La lente - et relativement récente – féminisation du métier se traduit aussi par une sous-représentation des professeures et enseignantes. A l’EPFL, y compris au sein de la Faculté de l’environnement naturel, architectural et construit (ENAC) dont dépend la section GC, un effort important est mené pour promouvoir les postes ouverts auprès des femmes. Un rapport commandé par l’École sur la condition du corps professoral féminin, publié en 2020, dresse une liste de 16 mesures pour améliorer ces conditions, prises en compte par la nouvelle Vice-présidence pour la transformation responsable. Mais la transition prendra nécessairement du temps.
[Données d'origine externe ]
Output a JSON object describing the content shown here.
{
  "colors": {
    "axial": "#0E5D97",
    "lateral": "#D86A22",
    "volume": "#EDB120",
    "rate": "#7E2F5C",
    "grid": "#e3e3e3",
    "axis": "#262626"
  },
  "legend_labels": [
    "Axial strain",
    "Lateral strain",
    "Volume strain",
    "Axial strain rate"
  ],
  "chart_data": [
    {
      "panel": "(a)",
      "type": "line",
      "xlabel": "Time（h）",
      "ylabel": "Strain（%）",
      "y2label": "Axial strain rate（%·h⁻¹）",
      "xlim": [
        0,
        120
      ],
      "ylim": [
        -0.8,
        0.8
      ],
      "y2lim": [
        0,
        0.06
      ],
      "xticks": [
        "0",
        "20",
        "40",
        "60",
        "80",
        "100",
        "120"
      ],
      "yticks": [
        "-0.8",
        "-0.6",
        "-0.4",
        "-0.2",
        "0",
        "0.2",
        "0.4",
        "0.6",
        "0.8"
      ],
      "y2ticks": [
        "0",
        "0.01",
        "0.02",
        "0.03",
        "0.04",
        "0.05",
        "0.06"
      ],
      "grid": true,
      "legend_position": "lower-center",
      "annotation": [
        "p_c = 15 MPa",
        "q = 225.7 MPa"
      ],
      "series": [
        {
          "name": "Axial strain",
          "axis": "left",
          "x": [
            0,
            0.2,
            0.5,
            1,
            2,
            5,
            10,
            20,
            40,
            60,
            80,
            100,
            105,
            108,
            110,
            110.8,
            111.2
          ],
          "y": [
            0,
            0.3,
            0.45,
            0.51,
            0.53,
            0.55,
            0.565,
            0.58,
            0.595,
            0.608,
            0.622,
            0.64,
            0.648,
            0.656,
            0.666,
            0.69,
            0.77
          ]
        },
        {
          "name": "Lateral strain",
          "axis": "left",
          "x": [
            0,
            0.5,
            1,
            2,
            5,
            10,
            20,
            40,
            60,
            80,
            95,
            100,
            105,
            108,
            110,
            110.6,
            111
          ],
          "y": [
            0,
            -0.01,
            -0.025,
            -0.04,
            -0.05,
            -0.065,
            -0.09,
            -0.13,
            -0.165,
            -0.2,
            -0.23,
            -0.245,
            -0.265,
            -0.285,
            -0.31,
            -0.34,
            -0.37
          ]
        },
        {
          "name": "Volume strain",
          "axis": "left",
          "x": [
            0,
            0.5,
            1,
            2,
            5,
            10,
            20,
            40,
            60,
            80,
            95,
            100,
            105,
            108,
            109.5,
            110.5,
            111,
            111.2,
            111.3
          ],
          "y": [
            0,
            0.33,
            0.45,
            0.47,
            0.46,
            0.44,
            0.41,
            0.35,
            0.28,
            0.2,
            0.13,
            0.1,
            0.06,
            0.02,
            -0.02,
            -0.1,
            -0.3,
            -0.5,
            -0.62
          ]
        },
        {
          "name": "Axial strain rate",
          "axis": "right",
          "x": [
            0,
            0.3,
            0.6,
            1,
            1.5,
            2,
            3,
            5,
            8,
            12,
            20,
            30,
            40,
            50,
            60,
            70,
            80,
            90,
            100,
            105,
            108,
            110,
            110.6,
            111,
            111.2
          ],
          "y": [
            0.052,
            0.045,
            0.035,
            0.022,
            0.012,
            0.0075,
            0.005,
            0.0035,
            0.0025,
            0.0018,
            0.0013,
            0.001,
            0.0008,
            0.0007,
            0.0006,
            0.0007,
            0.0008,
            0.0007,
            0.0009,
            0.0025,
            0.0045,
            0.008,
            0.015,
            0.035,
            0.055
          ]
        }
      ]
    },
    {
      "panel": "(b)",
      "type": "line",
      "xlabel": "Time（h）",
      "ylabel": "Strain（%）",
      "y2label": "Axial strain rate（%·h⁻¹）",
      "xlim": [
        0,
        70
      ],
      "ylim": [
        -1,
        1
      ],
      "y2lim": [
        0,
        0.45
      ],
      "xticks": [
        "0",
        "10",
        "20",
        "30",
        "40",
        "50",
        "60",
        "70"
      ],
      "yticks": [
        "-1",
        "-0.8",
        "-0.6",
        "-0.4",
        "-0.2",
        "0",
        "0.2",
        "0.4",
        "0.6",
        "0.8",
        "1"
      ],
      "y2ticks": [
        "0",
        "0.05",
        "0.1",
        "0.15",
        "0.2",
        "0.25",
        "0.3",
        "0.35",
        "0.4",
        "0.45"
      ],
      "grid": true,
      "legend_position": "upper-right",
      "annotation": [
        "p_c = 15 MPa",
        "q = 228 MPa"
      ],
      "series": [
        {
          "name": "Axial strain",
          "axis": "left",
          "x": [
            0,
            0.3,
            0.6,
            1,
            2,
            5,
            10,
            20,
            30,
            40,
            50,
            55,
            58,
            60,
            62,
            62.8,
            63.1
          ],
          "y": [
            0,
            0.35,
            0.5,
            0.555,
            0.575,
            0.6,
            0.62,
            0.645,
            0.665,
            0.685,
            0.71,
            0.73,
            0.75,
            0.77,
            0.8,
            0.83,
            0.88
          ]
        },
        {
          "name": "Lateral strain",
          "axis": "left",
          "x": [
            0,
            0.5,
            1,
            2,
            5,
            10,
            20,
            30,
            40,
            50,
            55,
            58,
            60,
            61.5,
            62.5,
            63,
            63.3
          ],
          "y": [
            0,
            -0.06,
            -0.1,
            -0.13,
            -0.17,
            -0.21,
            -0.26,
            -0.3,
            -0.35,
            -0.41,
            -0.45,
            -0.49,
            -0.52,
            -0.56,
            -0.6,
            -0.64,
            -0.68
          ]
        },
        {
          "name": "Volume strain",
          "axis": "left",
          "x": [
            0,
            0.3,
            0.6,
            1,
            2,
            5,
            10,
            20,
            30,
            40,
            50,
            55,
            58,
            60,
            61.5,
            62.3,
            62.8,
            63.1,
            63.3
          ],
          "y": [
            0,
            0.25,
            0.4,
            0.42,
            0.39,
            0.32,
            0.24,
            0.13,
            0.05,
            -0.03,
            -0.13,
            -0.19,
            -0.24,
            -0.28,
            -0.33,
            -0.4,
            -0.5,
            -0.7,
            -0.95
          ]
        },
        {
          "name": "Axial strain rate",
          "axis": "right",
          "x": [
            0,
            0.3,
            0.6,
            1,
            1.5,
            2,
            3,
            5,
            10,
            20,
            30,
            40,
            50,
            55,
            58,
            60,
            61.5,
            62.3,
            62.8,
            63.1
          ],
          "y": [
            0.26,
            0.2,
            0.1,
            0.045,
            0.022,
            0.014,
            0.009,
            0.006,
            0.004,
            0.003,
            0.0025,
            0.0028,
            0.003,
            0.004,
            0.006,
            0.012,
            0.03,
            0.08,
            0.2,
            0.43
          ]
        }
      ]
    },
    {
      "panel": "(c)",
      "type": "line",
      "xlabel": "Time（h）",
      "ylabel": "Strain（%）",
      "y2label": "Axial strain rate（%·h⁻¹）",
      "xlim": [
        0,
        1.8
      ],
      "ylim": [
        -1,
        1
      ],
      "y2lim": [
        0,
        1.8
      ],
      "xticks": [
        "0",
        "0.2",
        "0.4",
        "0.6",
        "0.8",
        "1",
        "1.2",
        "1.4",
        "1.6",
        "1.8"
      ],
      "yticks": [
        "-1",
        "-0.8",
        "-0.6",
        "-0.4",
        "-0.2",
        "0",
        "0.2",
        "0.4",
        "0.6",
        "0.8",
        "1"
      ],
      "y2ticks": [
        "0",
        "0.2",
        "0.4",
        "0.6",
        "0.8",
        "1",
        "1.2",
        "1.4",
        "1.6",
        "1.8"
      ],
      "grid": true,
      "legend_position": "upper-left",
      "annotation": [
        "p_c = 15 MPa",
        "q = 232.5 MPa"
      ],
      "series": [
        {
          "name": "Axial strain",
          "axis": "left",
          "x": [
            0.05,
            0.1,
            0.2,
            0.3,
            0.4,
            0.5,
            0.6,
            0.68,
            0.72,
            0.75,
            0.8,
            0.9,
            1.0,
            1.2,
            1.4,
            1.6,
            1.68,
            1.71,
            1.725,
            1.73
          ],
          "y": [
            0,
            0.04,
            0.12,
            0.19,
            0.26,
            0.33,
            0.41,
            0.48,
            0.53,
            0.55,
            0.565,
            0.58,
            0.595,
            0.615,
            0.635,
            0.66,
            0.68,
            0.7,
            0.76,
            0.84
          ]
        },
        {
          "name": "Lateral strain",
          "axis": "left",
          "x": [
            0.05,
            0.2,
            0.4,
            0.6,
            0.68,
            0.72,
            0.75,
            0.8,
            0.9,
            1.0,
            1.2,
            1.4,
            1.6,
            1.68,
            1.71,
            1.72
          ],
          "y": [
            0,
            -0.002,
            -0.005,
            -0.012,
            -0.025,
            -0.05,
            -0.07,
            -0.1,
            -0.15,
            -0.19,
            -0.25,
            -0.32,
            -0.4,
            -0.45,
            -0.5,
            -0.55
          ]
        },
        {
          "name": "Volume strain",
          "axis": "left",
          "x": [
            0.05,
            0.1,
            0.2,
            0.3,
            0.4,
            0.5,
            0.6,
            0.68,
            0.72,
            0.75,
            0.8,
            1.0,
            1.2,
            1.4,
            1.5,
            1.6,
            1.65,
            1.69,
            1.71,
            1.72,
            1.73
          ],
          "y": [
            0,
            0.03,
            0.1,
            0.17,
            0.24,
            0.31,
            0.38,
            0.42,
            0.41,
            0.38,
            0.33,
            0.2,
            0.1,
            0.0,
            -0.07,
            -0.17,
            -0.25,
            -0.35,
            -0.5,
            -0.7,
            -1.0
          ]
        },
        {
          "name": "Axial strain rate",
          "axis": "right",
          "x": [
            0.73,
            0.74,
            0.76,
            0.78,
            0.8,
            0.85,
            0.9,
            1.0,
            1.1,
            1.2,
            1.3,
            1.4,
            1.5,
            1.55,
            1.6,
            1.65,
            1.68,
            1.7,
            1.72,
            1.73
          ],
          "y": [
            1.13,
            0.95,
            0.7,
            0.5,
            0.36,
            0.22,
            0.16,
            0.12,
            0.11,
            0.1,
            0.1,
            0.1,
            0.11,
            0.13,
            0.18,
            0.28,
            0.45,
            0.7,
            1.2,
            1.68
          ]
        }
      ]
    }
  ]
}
Il est motivant et inspirant d’avoir des profs féminines

Méryl Schopfer, étudiante en première année de Master

« Pour avoir beaucoup d’enseignantes, il faudrait avoir beaucoup de doctorantes. Il faut former des gens, et ce n’est pas forcément gagné car le nombre d’étudiantes qu’on a n’est pas très élevé. Il n’est pas évident pour la section de recruter des femmes car le réservoir n’est pas très large », constate Marie Violay. « On est 20% maintenant, mais elles étaient beaucoup moins à l’époque où nos profs étaient étudiants. Que le corps professoral actuel reflète ce manque de diversité ne me dérange pas, même s’il est motivant et inspirant d’avoir des profs féminines », complète l’étudiante en Master Méryl Schopfer.

La présence accrue de femmes dans le corps professoral et dans les différents domaines de l’ingénierie civile pourra aussi permettre d’attirer davantage de filles, qui pourraient plus facilement s’identifier à des modèles. « C’est dur de se projeter dans un métier quand toutes les personnes qui t’en parlent sont des hommes, abonde Julie Devènes. J’espère qu’il y aura de plus en plus de femmes dirigeantes d’entreprise. Il faut ouvrir la voie. »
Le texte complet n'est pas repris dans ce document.